Die Antwort der Bundesregierung ist einfach: "Eisernes Sparen" bei der Verwaltung und anderen milliardenschweren Posten. Minister Blümel brachte das kürzlich bei seinem Brüssel-Aufenthalt unmissverständlich zum Ausdruck. Dass die Ausgaben für die Verwaltung trotz Erweiterung und neuer Herausforderungen – wie die Kosten für Flüchtlinge – seit vielen Jahren konstant bei fünf bis sechs Prozent des EU-Haushaltes liegen, lässt die Wiener Politiker unbeeindruckt. Österreich kann sich – zum Missfallen vieler anderer kleiner Länder – auch die Halbierung der Zahl der EU-Kommissare vorstellen, mit den Briten sind es derzeit noch 28.

Einfach werden die Verhandlungen Oettingers mit der österreichischen Regierung nicht. Er will Kurz und sein Minister-Team davon überzeugen, dass die finanzielle Lücke, die durch den Austritt Großbritanniens entsteht, einerseits zu 50 Prozent durch Kürzung bestehender Haushaltsstrukturen (zum Beispiel Landwirtschaft und Regionalpolitik) geschlossen wird, sowie zu weiteren 50 Prozent durch "ergänzende Einnahmen".

Hinter dem sachlichen und ganz harmlos klingenden Begriff "ergänzende Einnahmen", verbirgt sich aber großes Streitpotenzial.

Für die Kommission sind die Einnahmen aus dem Emissionshandel (ETS-System) oder die Einführung einer neuen EU-weiten Plastiksteuer vorstellbar. Kunststoff-Müll würde derzeit überhand nehmen, Altkunststoffe seien das neue Umweltproblem. ETS-Einnahmen und Plastiksteuer könnten direkt in den EU-Topf fließen. "Das Geld kommt damit dorthin, wo die Gesetzgebung liegt", nämlich in der EU-Kommission, argumentiert der Christdemokrat.

Ob die ÖVP-FPÖ-Koalition diesen neuen Einnahmequellen zustimmt, ist völlig offen. Experten sagen, "eher Nein", weil den Wählern versprochen wurde, keine neuen Abgaben einzuführen.

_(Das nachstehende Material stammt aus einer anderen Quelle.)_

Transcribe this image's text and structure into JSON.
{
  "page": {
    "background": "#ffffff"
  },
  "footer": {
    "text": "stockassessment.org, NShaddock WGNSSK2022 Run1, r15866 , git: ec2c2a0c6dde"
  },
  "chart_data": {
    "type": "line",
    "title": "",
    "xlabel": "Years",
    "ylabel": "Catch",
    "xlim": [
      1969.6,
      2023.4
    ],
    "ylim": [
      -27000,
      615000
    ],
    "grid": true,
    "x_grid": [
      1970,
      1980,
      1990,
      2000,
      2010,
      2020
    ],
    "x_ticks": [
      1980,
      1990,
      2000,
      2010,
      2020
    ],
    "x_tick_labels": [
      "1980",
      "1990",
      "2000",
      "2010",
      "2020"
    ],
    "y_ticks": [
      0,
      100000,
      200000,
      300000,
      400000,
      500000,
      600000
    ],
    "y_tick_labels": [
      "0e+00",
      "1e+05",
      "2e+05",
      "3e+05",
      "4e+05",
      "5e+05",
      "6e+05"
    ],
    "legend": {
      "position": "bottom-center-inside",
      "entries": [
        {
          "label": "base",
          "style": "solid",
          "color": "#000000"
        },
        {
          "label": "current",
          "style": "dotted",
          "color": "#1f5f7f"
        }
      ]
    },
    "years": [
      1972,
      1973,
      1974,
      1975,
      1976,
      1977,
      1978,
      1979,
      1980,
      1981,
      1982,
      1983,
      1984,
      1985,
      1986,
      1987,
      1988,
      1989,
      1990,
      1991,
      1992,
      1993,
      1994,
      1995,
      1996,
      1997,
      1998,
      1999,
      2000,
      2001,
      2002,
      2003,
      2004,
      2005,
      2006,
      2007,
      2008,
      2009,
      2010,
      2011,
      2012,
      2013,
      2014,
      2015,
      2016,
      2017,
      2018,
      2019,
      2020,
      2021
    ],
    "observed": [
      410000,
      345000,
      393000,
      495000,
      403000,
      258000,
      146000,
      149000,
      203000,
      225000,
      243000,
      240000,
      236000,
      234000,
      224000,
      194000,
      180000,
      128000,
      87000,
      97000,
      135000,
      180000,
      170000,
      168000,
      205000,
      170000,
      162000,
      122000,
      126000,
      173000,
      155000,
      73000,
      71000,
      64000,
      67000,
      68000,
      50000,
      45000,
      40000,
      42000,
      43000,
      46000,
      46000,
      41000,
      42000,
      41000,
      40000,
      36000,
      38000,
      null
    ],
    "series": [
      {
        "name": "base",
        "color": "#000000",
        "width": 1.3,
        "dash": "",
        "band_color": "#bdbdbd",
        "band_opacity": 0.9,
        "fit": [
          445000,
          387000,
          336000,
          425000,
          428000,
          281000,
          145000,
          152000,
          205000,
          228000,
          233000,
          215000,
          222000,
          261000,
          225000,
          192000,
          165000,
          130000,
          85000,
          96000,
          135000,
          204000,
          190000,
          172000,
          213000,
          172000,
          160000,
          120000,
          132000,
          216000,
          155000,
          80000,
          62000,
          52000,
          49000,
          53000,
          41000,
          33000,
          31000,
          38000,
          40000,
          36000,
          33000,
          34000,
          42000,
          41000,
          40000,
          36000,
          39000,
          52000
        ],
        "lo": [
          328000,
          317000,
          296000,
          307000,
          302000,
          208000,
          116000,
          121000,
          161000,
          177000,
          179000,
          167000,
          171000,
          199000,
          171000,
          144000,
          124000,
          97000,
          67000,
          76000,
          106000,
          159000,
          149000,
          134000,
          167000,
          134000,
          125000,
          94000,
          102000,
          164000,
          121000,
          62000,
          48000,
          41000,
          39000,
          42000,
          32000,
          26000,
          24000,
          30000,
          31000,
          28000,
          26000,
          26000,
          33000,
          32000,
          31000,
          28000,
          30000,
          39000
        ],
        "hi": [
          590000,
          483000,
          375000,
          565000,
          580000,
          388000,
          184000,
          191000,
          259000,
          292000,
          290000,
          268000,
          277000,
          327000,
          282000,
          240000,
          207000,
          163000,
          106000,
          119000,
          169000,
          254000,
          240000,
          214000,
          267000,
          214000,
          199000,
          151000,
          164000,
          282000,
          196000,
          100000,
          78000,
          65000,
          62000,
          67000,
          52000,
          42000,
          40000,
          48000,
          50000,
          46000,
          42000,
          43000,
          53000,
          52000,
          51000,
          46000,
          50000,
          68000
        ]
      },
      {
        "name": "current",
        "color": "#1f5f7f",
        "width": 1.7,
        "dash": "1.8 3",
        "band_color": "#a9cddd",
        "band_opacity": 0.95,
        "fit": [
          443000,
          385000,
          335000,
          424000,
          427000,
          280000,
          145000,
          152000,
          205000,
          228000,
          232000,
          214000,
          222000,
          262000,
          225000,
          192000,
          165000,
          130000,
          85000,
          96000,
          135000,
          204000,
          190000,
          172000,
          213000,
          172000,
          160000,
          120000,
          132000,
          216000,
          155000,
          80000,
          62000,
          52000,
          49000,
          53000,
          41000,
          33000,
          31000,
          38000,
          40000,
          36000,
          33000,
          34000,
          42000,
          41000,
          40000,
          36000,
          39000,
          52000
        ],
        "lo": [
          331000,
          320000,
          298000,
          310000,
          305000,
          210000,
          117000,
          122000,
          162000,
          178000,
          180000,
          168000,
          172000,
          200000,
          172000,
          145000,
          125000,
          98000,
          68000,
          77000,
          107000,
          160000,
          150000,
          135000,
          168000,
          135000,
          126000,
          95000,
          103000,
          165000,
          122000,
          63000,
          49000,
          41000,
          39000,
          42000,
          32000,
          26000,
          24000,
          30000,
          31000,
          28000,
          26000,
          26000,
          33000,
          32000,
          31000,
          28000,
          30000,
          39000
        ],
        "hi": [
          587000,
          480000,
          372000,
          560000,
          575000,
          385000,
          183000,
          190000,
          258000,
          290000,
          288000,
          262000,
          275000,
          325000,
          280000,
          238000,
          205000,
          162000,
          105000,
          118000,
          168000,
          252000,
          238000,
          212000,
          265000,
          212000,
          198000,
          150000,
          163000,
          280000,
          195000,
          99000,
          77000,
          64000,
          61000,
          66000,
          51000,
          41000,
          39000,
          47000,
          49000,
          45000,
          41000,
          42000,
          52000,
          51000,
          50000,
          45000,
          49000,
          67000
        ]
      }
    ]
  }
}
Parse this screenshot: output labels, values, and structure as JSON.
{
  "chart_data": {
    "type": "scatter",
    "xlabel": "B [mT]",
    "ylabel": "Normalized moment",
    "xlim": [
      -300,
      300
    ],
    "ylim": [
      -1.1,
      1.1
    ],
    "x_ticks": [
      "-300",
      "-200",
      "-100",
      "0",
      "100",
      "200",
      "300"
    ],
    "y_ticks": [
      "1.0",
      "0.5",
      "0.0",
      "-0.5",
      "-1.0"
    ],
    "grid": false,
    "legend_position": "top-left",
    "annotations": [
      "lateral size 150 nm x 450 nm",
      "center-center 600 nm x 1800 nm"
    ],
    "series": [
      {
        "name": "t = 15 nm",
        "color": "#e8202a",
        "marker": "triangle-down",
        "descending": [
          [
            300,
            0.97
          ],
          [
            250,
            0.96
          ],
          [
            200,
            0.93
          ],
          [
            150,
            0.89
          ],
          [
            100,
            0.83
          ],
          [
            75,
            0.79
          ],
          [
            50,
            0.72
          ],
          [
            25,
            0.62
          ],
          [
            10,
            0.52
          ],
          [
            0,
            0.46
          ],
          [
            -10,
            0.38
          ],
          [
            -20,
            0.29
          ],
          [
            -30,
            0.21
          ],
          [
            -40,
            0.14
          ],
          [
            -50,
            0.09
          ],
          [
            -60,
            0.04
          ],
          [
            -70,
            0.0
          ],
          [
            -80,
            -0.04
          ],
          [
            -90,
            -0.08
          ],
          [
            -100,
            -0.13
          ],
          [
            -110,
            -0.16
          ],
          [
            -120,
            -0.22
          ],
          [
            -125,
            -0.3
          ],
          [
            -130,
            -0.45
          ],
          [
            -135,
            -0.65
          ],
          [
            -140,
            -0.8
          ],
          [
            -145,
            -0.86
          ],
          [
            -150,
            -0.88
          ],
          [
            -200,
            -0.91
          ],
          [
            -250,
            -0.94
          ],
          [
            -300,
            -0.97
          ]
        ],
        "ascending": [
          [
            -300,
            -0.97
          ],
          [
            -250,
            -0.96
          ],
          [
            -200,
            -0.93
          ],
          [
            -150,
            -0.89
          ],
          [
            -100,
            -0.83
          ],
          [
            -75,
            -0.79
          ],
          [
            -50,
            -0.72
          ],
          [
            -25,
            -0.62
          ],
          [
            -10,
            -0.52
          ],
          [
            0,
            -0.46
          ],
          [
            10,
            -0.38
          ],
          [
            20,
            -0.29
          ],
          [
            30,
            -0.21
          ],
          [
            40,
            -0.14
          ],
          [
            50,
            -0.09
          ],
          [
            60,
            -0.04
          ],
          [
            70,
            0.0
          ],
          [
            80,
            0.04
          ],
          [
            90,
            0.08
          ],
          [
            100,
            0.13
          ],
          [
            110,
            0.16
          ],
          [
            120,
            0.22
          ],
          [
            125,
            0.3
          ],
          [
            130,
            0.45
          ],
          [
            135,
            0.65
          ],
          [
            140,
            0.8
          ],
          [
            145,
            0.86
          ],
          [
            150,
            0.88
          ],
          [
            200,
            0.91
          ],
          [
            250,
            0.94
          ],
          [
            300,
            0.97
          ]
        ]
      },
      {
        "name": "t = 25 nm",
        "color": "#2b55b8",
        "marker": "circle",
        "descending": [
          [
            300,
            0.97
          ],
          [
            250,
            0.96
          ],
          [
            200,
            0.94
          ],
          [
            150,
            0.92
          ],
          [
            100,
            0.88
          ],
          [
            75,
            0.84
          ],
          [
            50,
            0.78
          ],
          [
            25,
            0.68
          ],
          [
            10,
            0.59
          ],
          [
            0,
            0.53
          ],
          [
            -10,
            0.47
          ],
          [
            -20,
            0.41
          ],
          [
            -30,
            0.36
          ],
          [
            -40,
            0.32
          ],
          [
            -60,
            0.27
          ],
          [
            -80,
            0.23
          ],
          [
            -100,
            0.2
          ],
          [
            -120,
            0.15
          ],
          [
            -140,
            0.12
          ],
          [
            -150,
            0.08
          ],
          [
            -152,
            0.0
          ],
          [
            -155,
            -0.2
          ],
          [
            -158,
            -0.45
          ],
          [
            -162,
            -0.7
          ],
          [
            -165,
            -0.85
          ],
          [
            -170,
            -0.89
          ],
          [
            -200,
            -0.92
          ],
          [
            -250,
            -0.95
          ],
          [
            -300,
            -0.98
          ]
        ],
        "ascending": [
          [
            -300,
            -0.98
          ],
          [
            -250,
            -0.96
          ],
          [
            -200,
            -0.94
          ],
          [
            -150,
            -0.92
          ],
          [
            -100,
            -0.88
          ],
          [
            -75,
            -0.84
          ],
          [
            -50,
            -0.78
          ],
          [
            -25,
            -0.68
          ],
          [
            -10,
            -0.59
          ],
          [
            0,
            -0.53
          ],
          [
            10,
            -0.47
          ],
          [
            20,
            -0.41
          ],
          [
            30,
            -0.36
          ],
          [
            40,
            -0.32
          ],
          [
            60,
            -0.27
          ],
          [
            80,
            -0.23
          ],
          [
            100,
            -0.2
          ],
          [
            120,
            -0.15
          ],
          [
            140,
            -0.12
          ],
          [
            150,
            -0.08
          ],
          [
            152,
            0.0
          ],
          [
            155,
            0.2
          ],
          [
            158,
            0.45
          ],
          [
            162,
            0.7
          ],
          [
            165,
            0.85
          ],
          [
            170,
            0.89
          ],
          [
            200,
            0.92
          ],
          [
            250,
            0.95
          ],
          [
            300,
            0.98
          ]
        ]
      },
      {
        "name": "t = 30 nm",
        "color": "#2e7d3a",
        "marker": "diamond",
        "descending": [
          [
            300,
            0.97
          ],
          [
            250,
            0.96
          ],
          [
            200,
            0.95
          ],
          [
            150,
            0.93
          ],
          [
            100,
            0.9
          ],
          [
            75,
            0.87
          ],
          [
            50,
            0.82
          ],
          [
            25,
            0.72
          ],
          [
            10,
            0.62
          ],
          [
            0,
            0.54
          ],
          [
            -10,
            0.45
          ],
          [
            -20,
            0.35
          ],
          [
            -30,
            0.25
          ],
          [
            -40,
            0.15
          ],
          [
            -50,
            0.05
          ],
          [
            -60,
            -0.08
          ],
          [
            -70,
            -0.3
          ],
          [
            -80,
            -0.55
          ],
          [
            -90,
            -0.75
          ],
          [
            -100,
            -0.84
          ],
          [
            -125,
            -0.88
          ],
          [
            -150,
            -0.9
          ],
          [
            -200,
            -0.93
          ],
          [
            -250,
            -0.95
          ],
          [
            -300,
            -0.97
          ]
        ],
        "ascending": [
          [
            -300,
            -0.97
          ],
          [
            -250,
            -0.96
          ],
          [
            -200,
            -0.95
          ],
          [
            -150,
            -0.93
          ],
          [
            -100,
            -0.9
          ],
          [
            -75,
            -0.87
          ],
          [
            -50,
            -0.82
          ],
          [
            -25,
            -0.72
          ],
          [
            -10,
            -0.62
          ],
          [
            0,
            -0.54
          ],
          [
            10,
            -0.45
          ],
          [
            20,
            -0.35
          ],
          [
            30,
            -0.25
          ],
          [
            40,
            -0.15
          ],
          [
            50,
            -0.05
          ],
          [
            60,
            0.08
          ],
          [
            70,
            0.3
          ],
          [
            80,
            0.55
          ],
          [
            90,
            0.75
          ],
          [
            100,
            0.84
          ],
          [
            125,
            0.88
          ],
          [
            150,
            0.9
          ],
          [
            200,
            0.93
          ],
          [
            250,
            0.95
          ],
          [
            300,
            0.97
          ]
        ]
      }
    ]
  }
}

Kurz und Landwirtschaftsministerin Elisabeth Köstinger fordern, dass osteuropäische Länder einen größeren Beitrag leisten sollten. Das lehnen diese Staaten auch gar nicht ab. Wie Deutschland sind sie bereit, mehr in den EU-Haushalt einzuzahlen, immerhin bekommen sie auch viel Geld an Förderungen zurück.

Kunststück

Im Mai wird die EU-Kommission ihren Haushaltsvorschlag für die nächsten Jahre vorlegen. Das Zahlenwerk wird die Basis für die österreichische EU-Präsidentschaft im zweiten Halbjahr 2018 sein, das Budget mit allen Mitgliedern zu verhandeln. Ein Megaprojekt: Österreich muss den Spagat zwischen nationalen Eigeninteressen und einem Kompromiss schaffen. "Ein Kunststück", heißt es in Brüssel.